The King of Earth is drowning in a lake. He cries out, offering a reward to anyone who can save him. Having been rescued, the King now fully rejuvenated, and looking a lot younger, stand besides the lake dressed in yellow robes and ermine, holding a sceptre and orb and wearing a triple crown of iron, silver and gold. A white dove perches on the orb. Behind him is the sun, and above him is a golden star. On the frame are birds and a butterfly. Below are two mythological scenes, a man clubbing a satyr and a nymph. (Stephen Skinner's Splendor Solis commentary)
The Drowning King vs The Questioner and The Leader
“This plate represents the capacity of the Self to regenerate, to grow a new way of being... like the young king with a robe too big... a new way of being can function naively or awkwardly when a person begins to apply it in real life.”
The regenerating Self is like the old King who could be seen as the rooster crowing at the sun, or the ego, drowning its rigid attitude and fixed ideas in the wind of the subconscious, to become the awkward young king, the white rooster on the weathervane having just woken up from being metal and still unsure of the direction to take, how to apply that new attitude.
“At this point the patient is not fully aware of the Self, hiding like the roots of the tree, whose existence can only be known by enduring the inner experience of death and rebirth. The ego may not trust that something new can really be embodied and may fear it’s not possible to survive the internal change or weather the changes in relationships.

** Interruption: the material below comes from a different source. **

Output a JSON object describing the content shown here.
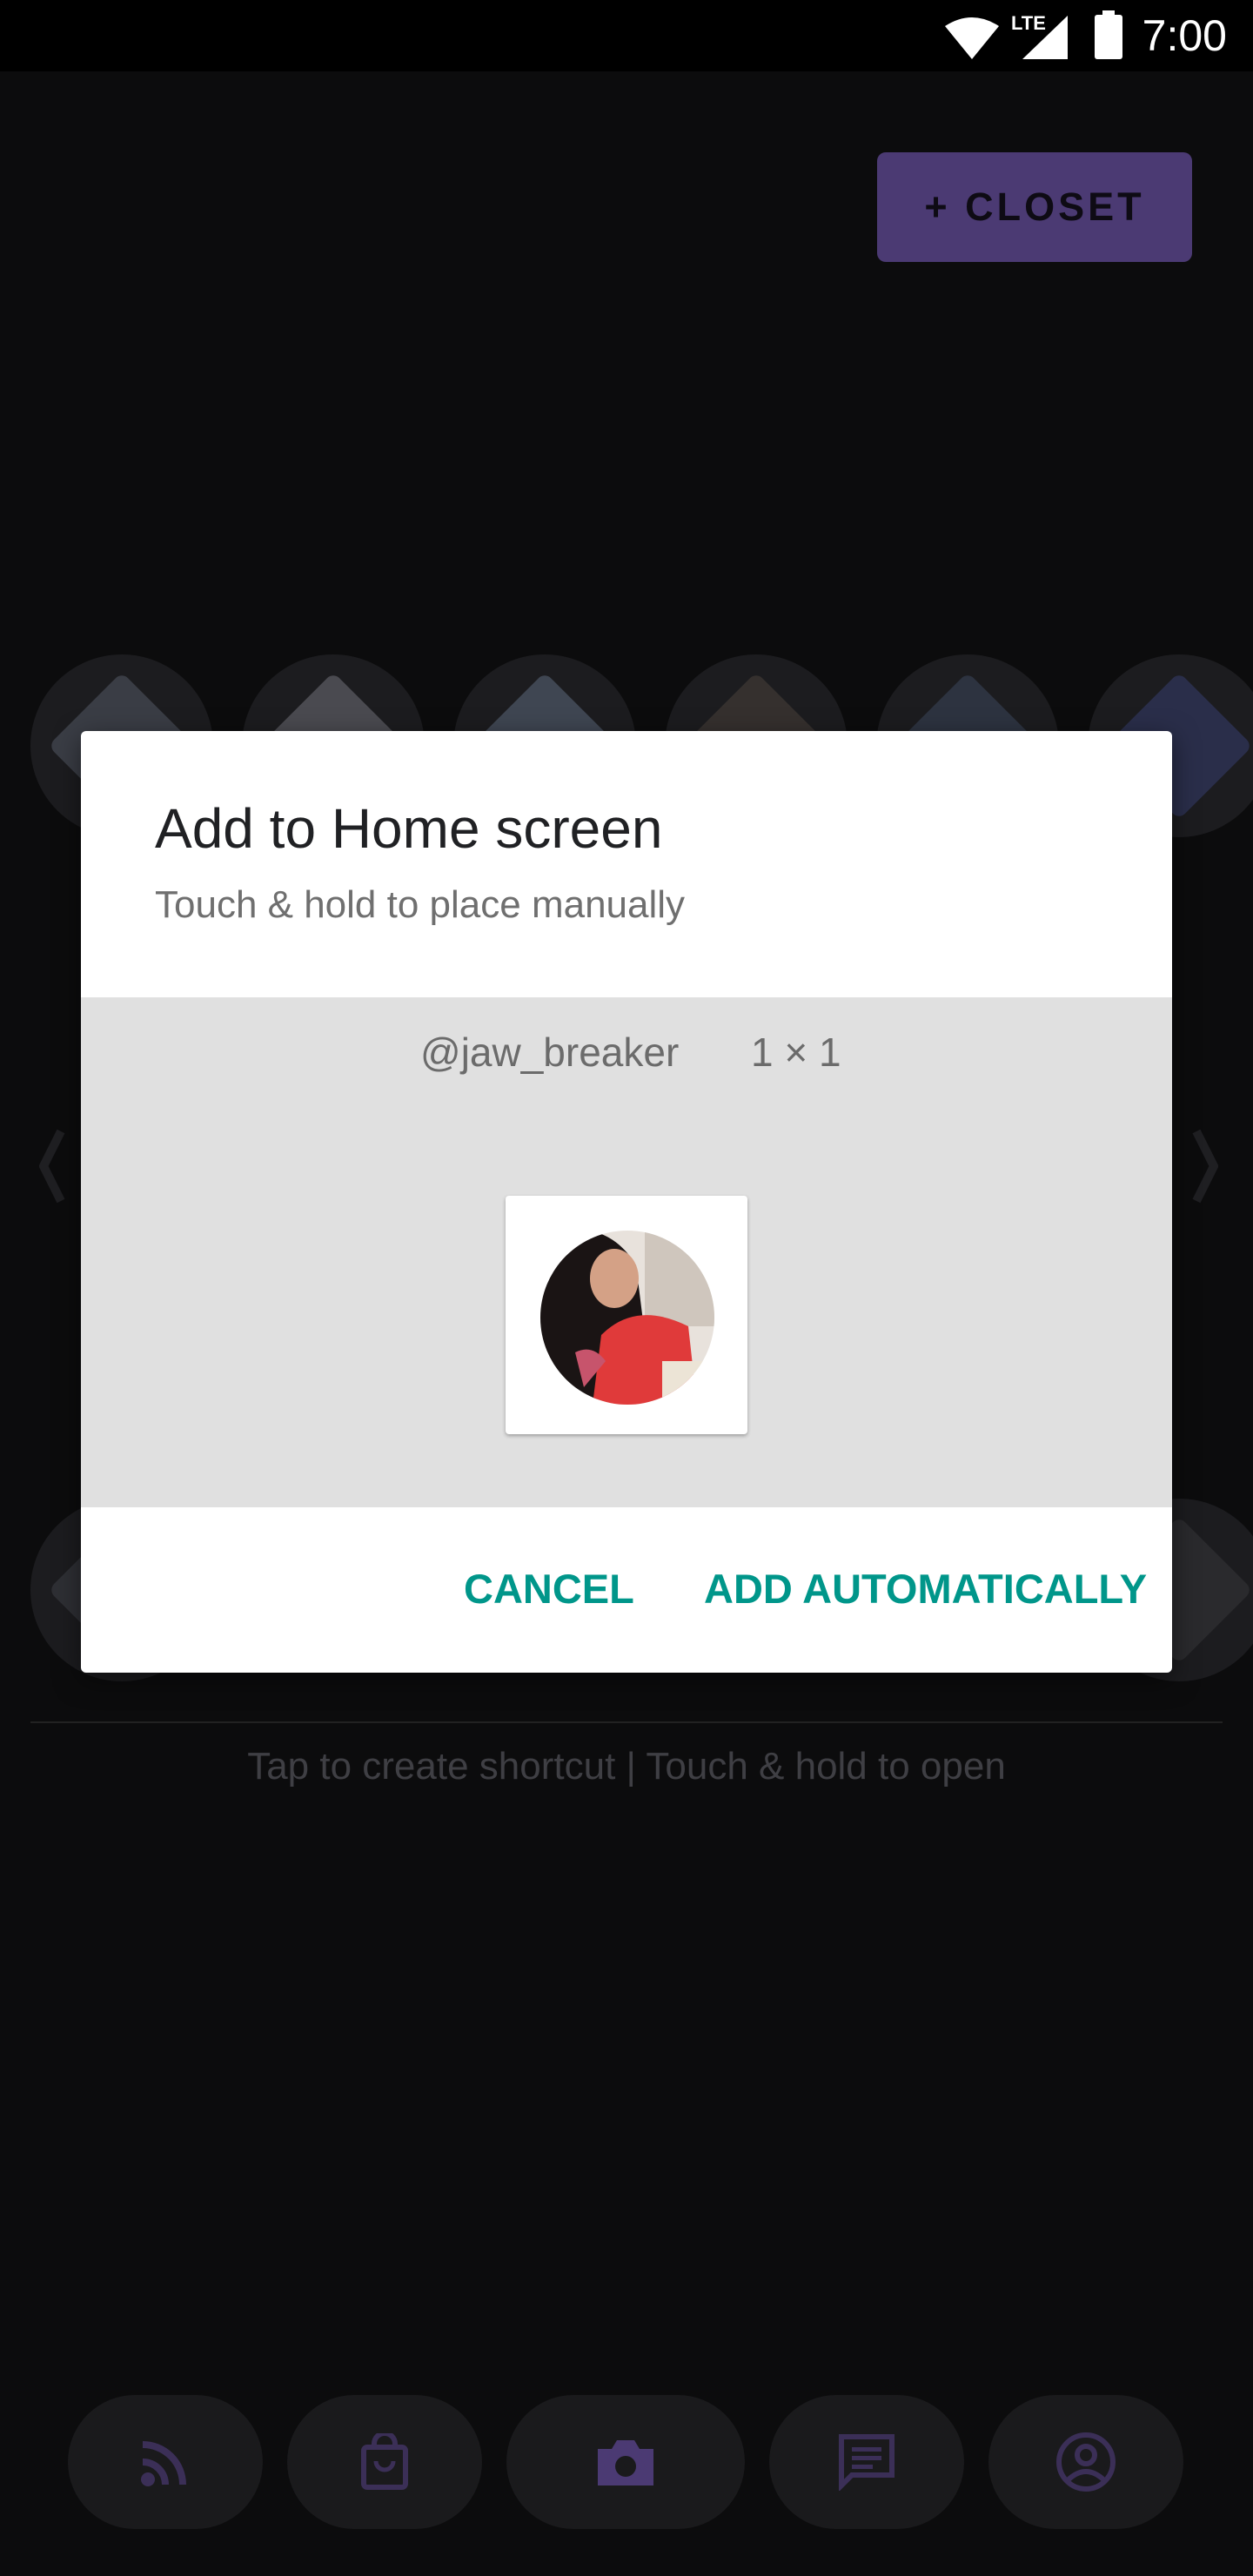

The patient may prefer to rescue the drowning king (perhaps going back to an attitude of certainty), for example flee from treatment - a flight into ‘health’. Hopefully by this point in the treatment there has been enough experiences tolerating anxiety rather than defending against it that the patient has trust in the process.”
Like the young King, the rooster has to stay on the weathervane and weather the storm of uncertainty until he transforms into a new leader and learns to lead his life from a place of self-determination rather than go back to his old rigid ways.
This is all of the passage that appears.